Best Practices for Résumé Writing
It’s an age-old question: “What should I put in my résumé?” There are plenty of articles and how-to videos offering advice on what a résumé should say and how it should look. But, when looking for employment, be sure not to put the cat before the horse. Realize this one thing: you are not writing a résumé to get a job; you are writing a résumé to get an interview. That said, let me offer you some good tips to keep in mind while writing your résumé.
Don’t Just List Your Strengths
- When writing your résumé, don’t just list your strengths. Say, for example, you’re a good public speaker. Connect it with some real life success and tell a potential employer why they should care.
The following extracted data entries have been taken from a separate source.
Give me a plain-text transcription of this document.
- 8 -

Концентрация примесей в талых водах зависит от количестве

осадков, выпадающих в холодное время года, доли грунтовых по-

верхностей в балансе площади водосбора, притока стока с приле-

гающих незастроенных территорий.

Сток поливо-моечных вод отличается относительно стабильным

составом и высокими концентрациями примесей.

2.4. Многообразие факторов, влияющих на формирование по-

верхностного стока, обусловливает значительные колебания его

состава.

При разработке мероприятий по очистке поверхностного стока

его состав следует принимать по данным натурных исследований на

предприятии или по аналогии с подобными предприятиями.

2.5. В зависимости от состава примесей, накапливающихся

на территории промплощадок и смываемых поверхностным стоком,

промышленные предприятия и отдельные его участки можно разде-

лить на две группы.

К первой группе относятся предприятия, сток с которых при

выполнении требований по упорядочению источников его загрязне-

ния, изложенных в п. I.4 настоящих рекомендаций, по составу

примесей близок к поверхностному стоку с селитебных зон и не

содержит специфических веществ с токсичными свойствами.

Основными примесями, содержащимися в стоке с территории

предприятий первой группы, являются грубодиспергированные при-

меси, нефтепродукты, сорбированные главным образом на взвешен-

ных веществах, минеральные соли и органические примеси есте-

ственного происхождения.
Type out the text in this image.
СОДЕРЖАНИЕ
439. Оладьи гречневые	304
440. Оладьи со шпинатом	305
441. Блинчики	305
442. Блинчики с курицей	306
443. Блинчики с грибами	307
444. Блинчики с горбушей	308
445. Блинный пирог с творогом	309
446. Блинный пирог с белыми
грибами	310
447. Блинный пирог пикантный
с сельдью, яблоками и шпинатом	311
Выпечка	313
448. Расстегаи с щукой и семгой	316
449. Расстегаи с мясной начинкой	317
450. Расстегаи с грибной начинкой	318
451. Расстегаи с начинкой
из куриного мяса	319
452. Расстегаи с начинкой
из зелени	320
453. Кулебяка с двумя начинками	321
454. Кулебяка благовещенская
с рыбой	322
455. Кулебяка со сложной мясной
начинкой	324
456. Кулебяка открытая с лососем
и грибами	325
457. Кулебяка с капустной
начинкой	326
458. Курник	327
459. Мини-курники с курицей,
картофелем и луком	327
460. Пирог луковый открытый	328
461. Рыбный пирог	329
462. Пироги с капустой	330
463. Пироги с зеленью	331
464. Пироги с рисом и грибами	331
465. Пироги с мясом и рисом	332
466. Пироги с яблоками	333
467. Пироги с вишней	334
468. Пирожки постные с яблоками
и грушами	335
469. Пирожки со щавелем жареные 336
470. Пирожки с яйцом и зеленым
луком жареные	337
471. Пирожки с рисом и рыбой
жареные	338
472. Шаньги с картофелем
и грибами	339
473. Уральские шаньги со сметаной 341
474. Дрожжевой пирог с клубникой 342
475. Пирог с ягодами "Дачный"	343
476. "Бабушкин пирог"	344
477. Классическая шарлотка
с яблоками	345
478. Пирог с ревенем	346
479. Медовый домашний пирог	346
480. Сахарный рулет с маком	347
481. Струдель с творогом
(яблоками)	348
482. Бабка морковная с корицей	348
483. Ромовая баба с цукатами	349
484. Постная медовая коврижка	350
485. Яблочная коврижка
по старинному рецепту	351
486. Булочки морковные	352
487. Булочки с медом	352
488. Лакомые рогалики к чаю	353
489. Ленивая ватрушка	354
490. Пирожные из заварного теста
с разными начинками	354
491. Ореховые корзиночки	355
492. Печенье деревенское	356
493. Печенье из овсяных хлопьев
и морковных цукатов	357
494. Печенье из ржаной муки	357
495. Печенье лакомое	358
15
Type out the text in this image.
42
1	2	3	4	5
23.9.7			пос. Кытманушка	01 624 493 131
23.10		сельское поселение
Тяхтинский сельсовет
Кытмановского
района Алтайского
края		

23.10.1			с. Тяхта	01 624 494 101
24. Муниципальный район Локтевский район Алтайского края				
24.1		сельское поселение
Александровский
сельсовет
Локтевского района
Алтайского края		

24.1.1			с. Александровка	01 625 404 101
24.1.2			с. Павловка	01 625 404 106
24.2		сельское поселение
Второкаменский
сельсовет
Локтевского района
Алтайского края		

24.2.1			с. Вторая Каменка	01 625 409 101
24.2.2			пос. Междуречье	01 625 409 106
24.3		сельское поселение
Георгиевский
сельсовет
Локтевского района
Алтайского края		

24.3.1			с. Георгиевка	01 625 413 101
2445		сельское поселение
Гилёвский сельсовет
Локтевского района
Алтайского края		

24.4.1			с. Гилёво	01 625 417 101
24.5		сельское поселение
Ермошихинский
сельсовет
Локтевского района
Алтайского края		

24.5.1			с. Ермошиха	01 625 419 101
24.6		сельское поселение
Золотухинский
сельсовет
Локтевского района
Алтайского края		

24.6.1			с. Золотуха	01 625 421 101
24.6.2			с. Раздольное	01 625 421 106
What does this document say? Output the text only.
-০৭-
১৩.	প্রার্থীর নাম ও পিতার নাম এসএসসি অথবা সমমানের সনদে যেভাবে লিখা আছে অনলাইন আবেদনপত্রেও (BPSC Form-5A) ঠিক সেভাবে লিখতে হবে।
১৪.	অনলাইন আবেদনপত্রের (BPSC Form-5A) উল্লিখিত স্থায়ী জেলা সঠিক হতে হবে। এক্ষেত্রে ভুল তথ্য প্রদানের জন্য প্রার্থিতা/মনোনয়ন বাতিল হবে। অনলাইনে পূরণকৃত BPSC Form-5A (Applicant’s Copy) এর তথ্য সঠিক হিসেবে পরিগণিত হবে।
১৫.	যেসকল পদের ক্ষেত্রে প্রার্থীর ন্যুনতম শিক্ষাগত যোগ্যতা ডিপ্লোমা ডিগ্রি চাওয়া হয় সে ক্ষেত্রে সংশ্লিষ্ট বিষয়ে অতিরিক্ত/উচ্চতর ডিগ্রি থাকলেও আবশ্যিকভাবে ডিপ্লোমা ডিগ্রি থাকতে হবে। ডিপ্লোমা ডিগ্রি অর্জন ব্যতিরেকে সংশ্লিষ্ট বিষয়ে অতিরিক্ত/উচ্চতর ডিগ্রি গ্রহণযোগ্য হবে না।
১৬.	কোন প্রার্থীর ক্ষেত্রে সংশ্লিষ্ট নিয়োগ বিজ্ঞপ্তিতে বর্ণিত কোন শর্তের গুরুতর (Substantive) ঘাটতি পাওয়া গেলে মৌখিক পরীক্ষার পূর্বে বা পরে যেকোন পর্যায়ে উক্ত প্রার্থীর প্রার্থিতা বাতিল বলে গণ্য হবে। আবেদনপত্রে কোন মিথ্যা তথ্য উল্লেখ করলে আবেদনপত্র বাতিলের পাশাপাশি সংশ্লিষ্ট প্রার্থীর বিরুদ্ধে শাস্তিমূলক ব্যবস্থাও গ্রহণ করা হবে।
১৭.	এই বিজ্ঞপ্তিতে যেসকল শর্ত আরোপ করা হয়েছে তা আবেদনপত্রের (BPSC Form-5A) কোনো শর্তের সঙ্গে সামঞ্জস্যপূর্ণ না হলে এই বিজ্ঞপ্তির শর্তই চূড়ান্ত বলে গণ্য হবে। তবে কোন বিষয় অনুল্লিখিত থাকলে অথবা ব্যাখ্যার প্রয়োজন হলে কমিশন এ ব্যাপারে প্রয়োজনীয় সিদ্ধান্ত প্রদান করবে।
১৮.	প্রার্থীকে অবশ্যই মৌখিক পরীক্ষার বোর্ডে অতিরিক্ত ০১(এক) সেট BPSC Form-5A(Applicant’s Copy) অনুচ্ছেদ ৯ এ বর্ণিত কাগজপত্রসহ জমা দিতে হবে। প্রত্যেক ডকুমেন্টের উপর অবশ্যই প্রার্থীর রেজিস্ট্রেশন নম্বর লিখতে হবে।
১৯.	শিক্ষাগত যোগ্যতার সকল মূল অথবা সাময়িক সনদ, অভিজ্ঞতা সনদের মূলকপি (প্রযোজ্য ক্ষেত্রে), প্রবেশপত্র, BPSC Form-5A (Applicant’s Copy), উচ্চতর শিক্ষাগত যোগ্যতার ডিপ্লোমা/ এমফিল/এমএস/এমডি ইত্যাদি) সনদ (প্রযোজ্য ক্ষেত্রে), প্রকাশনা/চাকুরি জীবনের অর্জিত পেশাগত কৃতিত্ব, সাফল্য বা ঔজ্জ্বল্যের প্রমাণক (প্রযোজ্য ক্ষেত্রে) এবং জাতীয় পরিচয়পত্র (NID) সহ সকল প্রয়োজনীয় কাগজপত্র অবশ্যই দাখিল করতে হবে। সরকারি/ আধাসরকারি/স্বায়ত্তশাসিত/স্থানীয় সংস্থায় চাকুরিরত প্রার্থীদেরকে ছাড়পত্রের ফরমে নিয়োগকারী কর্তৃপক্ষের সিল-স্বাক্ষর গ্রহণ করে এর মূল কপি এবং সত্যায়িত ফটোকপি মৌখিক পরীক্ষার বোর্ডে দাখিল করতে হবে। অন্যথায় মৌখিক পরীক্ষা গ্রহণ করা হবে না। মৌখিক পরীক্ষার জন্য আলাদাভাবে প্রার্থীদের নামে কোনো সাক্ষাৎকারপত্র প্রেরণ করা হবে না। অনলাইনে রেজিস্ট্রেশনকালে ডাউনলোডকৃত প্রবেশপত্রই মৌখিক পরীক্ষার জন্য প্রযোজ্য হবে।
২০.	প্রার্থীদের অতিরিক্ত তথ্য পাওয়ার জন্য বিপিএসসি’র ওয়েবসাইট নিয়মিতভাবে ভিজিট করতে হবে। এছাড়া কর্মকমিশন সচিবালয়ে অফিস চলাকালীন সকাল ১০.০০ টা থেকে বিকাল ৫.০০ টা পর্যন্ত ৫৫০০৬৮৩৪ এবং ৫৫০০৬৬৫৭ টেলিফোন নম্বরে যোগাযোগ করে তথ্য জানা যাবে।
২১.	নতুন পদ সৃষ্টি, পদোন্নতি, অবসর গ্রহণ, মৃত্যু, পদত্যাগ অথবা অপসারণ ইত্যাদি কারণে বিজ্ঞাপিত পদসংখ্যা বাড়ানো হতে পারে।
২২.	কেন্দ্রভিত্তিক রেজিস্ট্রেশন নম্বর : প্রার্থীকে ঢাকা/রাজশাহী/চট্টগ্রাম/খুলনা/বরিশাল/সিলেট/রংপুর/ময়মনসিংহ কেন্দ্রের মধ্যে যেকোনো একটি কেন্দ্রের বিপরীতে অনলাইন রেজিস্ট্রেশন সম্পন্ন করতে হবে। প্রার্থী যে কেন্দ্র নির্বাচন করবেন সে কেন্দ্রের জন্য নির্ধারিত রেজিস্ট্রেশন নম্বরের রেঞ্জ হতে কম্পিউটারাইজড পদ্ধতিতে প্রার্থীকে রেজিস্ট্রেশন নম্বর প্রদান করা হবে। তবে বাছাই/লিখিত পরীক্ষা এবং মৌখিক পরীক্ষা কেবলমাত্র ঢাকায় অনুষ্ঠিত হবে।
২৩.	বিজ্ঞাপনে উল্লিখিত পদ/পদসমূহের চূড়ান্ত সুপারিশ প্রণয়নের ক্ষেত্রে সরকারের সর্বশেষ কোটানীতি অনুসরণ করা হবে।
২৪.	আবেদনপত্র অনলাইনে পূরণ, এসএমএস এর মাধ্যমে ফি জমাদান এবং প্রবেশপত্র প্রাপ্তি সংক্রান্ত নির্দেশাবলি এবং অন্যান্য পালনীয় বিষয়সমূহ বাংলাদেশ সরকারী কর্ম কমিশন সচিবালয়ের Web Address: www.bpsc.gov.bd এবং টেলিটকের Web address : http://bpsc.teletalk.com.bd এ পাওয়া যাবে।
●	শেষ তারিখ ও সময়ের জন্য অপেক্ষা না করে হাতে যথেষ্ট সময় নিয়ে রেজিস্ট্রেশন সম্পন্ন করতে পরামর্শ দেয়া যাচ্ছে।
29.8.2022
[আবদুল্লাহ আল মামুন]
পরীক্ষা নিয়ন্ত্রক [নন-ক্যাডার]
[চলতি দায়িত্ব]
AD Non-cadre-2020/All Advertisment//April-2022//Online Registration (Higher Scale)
If an employer can look at your résumé and see a relevant personal experience in which you displayed your strength it will put you at an advantage.
Use The Right Keywords
- Working in a recruiting office I witness first-hand everyday how true this statement is. The bottom line is that recruiters in my office sort and search through piles of résumés using keyword searches. If your résumé doesn’t contain the right keywords for the job you’re after, there’s basically no chance you’ll land that interview.
Customize Your Résumé For Each Potential Employer
- As easy as it would be to just make one résumé and just dish it out across the board, do not make a generic résumé. Is every job the same? Of course not, so don’t make every résumé the same. Tweak and fix your résumé to make it a custom fit for each particular job description.
Don’t List All Your Job Experiences
- When people are writing their résumés they innately want to cram as many job experiences as possible on one or two pages. You know, to “impress” the potential employer, right? Actually, this is the opposite of what you should do. Your résumé should not be packed like sardines on the page, but rather clear, legible, and eye catching. Obviously, you need list the most current and your most relevant jobs on your résumé, but try to keep it all within the last 15-20 years.
Begin Narratives With Action Verbs
- Follow this very powerful and useful practice when writing your résumé. It’s an attention grabber. And describing your accomplishments with action verbs such as organized, managed, directed, etc., actively describes what your duties were at that job.
When you sit down to write your résumé, really think about what you have to offer an employer. You’re not simply a beautiful snowflake, just like everyone else. Your résumé is the first step in differentiating your personal brand from the rest of the pack. It’s a tool to position you as an employable commodity. Along these lines, don’t just write what you think they want to hear. It’s imperative to always proofread as well-- nothing says unqualified better than a résumé with grammatical and spelling errors. If all else fails, don’t be afraid to get professional help. After all, it’s your future we’re talking about. So, why wouldn’t you want the perfect résumé?